Weimer hatte Insidern zufolge vergangenen Herbst von der Finanzaufsicht BaFin signalisiert bekommen, dass der Stiftungschefjob nicht mit seinen Aufgaben als Chef der Deutschen Börse sowie Aufsichtsrat von Deutscher Bank und Knorr-Bremse vereinbar sei. Zudem darf laut Börsengesetz der Vorstandschef eines Börsenbetreibers keine Leitungsfunktion in einem anderen Unternehmen haben.
Die Heinz Hermann Thiele Familienstiftung verwaltet eines der größten Familienvermögen hierzulande. Seinen Job bei der Börse wollte Weimer für den reputierlichen Stiftungsposten dennoch nicht aufgeben. Weimer strich für 2022 eine Gesamtvergütung von 10,8 Millionen Euro ein und war damit einer der bestbezahlten Vorstandschefs im Dax. Der Vertrag des 63-Jährigen bei der Deutschen Börse läuft noch bis Ende 2024.
Das gemeinnützige Engagement der etwa 15 Milliarden Euro schweren Thiele-Stiftung soll in den Bereichen Wissenschaft und Forschung sowie Kunst, Kultur und Bildung erfolgen. In der Stiftung liegen indirekt rund 42 Prozent am Münchner Bremsenkonzern Knorr-Bremse, den Thiele vom Mittelständler zum Weltmarktführer gemacht hatte, und gut 50 Prozent am Bahntechnik-Hersteller Vossloh. Sitz der neuen Heinz Hermann Thiele Stiftung wird zunächst Grünwald bei München, wie aus einer Pressemitteilung der Stiftung hervorgeht.
Eigentlich sollte die Stiftung bereits Ende 2021 gegründet sein, später war von Ende des vergangenen Jahres die Rede. Doch um das Erbe Thieles war ein Streit zwischen seiner Witwe Nadia Thiele und Testamentsvollstrecker Robin Brühmüller entbrannt.
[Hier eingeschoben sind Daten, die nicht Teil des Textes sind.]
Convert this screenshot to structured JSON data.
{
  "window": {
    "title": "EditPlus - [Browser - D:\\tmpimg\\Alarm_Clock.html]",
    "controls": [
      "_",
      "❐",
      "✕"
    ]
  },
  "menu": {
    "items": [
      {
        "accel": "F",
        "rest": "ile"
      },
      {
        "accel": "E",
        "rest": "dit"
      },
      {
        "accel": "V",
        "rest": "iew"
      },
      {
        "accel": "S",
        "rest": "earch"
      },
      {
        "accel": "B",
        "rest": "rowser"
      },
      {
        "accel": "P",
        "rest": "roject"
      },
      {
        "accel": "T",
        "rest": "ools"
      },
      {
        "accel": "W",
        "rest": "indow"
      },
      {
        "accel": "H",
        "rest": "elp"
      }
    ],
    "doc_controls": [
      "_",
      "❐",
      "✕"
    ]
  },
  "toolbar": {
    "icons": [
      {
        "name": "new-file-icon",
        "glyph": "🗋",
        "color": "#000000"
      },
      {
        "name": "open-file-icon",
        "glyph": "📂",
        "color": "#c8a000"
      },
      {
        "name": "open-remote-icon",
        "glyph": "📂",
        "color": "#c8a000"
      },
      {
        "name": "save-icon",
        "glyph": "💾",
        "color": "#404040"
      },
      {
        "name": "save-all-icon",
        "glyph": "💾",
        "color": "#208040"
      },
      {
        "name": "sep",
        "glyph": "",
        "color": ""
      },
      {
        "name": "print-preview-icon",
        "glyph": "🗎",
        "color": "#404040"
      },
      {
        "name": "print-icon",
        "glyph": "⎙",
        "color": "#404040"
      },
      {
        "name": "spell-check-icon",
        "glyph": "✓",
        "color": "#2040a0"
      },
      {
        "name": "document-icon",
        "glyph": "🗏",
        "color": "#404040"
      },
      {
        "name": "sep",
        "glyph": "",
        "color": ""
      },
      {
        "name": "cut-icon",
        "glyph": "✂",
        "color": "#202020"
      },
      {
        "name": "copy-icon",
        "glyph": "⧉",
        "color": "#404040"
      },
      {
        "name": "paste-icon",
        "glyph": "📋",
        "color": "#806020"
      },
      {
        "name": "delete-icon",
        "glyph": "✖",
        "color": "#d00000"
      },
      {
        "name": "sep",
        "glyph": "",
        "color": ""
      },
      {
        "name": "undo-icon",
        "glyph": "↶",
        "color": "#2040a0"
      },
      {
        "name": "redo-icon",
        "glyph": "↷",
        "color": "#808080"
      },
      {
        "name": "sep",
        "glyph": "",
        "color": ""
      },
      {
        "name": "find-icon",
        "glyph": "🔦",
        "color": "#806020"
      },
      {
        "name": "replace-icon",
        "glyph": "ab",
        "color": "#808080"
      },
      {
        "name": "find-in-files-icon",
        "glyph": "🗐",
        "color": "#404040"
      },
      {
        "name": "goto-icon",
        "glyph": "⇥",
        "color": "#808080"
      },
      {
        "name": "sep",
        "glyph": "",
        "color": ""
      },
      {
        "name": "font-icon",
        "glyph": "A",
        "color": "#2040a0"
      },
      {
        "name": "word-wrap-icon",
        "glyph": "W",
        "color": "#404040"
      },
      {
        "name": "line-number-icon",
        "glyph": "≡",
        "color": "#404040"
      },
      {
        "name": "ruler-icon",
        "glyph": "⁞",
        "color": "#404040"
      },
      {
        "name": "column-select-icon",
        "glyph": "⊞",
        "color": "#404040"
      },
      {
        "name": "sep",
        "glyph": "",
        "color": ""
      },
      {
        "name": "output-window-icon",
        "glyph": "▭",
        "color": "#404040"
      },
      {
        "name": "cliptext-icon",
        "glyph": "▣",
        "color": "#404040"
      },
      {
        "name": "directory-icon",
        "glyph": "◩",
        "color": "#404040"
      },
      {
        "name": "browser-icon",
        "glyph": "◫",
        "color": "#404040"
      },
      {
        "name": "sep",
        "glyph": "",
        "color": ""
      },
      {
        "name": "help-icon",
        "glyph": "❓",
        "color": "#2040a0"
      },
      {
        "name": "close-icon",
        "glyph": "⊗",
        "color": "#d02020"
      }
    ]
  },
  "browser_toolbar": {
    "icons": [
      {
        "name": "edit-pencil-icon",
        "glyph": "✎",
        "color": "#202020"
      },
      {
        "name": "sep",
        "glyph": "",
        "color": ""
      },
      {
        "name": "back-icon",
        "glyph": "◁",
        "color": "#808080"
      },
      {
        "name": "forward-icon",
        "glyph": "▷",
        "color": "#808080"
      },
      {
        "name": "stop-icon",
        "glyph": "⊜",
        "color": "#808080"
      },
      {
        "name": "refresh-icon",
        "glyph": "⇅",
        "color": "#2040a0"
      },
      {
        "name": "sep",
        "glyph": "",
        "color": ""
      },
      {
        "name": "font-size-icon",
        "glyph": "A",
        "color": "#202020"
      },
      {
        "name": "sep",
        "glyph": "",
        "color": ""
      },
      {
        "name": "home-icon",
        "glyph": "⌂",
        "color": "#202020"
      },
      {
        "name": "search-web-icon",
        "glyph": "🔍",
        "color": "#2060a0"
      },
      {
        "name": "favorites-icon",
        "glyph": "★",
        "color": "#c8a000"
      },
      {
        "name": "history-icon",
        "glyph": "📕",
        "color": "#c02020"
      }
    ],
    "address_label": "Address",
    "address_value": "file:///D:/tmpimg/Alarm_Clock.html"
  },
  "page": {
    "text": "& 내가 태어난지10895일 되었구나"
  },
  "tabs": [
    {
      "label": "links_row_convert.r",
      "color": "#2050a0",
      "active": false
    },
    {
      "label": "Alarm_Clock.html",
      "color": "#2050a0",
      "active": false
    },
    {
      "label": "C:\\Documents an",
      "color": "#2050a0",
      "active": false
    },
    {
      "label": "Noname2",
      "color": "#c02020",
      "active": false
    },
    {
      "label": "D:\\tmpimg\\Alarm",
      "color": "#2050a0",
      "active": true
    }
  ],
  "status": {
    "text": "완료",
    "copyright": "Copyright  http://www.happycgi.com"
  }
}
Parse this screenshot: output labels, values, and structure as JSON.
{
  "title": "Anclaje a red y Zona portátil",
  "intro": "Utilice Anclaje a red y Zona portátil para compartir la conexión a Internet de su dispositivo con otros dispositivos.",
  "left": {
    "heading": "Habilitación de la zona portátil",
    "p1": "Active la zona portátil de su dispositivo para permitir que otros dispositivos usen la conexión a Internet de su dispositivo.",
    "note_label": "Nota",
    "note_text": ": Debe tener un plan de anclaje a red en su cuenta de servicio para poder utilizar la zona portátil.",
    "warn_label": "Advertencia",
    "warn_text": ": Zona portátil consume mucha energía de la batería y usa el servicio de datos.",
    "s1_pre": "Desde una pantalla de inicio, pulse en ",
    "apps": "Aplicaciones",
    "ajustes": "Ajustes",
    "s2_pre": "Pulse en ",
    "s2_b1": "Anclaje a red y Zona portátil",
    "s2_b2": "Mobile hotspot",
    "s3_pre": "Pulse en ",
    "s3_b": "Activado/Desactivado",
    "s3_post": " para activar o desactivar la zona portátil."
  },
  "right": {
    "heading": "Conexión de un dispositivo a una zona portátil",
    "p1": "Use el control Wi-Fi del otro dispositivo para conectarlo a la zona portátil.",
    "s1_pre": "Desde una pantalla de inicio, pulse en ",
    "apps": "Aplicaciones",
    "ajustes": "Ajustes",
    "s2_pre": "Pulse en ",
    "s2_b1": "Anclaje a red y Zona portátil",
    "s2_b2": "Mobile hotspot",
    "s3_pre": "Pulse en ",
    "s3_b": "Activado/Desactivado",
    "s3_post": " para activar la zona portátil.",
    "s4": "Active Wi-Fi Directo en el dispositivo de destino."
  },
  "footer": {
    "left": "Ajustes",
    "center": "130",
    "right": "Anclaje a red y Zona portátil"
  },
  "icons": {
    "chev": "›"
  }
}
Julia Thiele-Schürhoff, Mitglied des Stiftungsvorstands und Tochter von Heinz Hermann Thiele, sagte laut Pressemitteilung, die Gründung der Familienstiftung schaffe „ganz im Sinne meines Vaters die Voraussetzungen für die Fortführung seines unternehmerischen Lebenswerks“. Thiele-Schürhoff hält weitere 17 Prozent an Knorr-Bremse, die ihr Vater ihr noch zu Lebzeiten geschenkt hatte. Sie sollen nicht in die Stiftung eingebracht werden. Brühmüller winkt für seine Tätigkeit als Testamentsvollstrecker ein dreistelliges Millionen-Honorar.
Zunächst galt Thieles zweite Ehefrau Nadia als Vorerbin des Vermögens, Thiele hatte allerdings bestimmt, die Beteiligungen an den Unternehmen in die Stiftung einzubringen. Nadia Thiele bekommt daneben Vermögenswerte von rund einer Milliarde Euro, über die sie als Vorerbin nur eingeschränkt verfügen darf. Nach ihrem Tod soll auch dieses Vermögen der Familienstiftung zufließen.
Heinz Hermann Thiele verstarb im Februar 2021 im Alter von 79 Jahren überraschend im Kreise seiner Familie. Der Selfmade-Milliardär und Patriarch galt als einer der reichsten Deutschen: Die Nachrichtenagentur Bloomberg schätzte sein Vermögen bis zu seinem Tode auf gut 20 Milliarden Dollar. Der breiten Öffentlichkeit wurde Thiele bekannt, als er während der Coronapandemie zum größten Aktionär bei der Lufthansa aufstieg. Er galt als energisch, prinzipientreu und Manager der alten Schule, der sich selbst einst als Unternehmer „bis zum letzten Atemzug“ bezeichnete. Sein Unternehmen Knorr-Bremse führte Thiele vom Sanierungsfall zum profitablen Bremsenspezialisten mit rund 30.000 Beschäftigten.